AA petrol watch spokesperson Mark Stockdale said competition, or the lack of it, in places like Wellington, was to blame.
He believed motorists in the South Island and Wellington were paying more to fund the price wars taking place in the rest of the North Island, where Gull was offering keener deals and forcing the major petrol sellers - Z Energy, BP and Mobil - to compete hard.
Mr Stockdale said it also meant the margin between the cost of fuel and what the fuel retailers were charging was fatter than ever.
"The margins have crept up.
"In fact, the last time margins reached the level they have now, we actually had the Minister of Energy [Simon Bridges, in 2015] actually call the fuel companies out and say he was very uncomfortable with the margin and was putting them on notice."
Figures reported by the Ministry of Business, Innovation and Employment show petrol retailer margins have trended higher over the last five years, including a 2 cent jump to 30.54 cents a litre in 2016 alone.

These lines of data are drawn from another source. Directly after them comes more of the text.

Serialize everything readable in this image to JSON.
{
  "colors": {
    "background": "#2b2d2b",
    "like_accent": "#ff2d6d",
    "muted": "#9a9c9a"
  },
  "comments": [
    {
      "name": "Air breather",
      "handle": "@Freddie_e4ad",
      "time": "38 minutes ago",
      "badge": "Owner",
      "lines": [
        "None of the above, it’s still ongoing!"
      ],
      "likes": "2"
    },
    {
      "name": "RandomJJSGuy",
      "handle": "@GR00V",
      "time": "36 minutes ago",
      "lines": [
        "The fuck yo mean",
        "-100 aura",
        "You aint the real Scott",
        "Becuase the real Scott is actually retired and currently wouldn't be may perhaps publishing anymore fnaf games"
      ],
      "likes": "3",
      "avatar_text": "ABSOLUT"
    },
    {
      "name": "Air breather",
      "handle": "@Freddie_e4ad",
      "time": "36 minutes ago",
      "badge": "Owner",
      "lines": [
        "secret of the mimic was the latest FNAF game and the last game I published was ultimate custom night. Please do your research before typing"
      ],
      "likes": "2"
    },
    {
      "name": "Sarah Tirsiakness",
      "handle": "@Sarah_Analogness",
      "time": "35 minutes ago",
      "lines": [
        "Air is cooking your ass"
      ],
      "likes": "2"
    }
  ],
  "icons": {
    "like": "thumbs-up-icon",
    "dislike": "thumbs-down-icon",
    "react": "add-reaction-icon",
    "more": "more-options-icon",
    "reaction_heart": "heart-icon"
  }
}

The fuel retailers deny motorists are being ripped off.
Z Energy chief executive Mike Bennetts said the ministry's figures didn't capture all the prices out there - ranging from discounts on loyalty programmes and apps to site-specific or regional offers.
Mr Bennetts said Z Energy had an overall post-tax profit of about 5 cents per litre.
"About a third of that relates to all of the stuff we sell through our convenience stores. So you could say 3.5 cents per litre is the sort of profit for Z made from selling fuel across all the geographies and markets we have in New Zealand.
"I don't consider that to be unreasonable or outrageous."
Mr Stockdale admitted petrol pricing was complex, but said the problem was a lack of transparency.
He said he would like the new Energy Minister, Judith Collins, to investigate what was behind the rising margins.
"Unfortunately [the margins] have gone back over that comfort level. Maybe the new Minister of Energy also needs to be calling the fuel companies out."
Speaking to Morning Report, Labour's energy spokesperson Stuart Nash said someone was making a profit and called for a select committee inquiry into the matter.
"Petrol is a huge cost to the household and if we are getting ripped off then we need to do something about it."
Any select committee investigation should be bipartisan, Mr Nash said.
"Don't make it a government one, don't make it an opposition one, but let MPs work together to find out what's going on here."
A spokesperson for Ms Collins said the minister would discuss it further with officials over the next couple of weeks.
But analysts say an investigation will not be a substitute for real competition.
And on that score, motorists in Wellington and the South Island are likely to miss out.
Gull has downplayed the option of expanding its footprint south of Masterton and Levin, which would force it to invest in expensive terminals and compete in the market that accounts for only a third of the overall fuel market.